Don’t get me wrong: the movie was crazy entertaining, but it ended with a question that the film never really cared about: why would Drax, Gamora, Rocket and Groot even bother answering to Peter Quill, AKA Starlord? (He wasn’t exactly leadership material, and the movie ending with him suddenly in charge was unearned.) The show–which is based on the film but is continuing in a completely different direction than the sequel–basically answers that question: they don’t. Starlord comes off like an over-enthusiastic teenager, trying to force a bond or a camaraderie between four people who just aren’t having it. Peter comes off a little overwrought here, but it kind of feels like not even the writers are all that thrilled with it, forcing a exposition heavy intro get through the character introductions (and a not great visual gag) as fast as possible to get to the action.

What follows is a fun set of misleads, tricks, double-crosses, secrets, twists, betrayals, and surprises, including the reappearance of Yondu, who looks to be a semi-regular, which only means more double-crosses and secrets. It all revolves around the typical McGuffin that Marvel lives by–this time, a box that is DNA-coded to a species of alien called Spartax. When it’s revealed that only Peter can open the box, we learn that he’s part Spartax, thus giving Quill solid stakes in the overall story. The rest of the cast, at least early on, feels a bit under-developed and somewhat out of character. Rocket and Groot are fairly on point, but Gamora’s weirdly over-confident, and it seems like the writers don’t know what to do with Drax. Still, they are provided with distinct, individual objectives, allowing an intriguing amount of internal strife among the cast.

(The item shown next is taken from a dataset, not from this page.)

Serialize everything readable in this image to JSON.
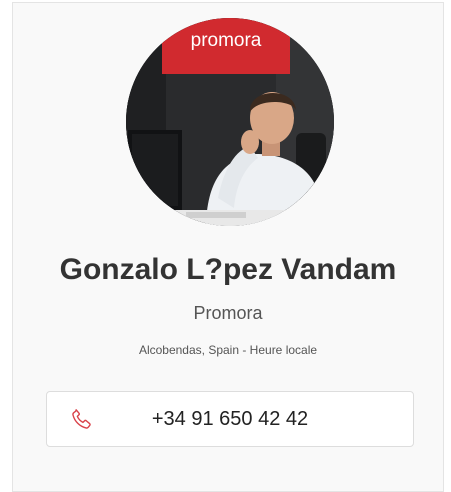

“Road to Nowhere” has to work through a lot of exposition, re-introducing everyone and their individual agendas, and while it’s a bit heavy-handed, it looks pretty good, with firm, solid characters that look ripped from the comics themselves, tense, exciting action sequences, and some nifty, dynamic framing. The basic story leads the cast back to Knowhere with said box, which causes the giant Celestial head to come alive. It’s a crazy moment, and the moment that really jump-starts the two-parter into the kind of action-driven, balls-to-the-wall insanity that a show based on Guardians of the Galaxy should have.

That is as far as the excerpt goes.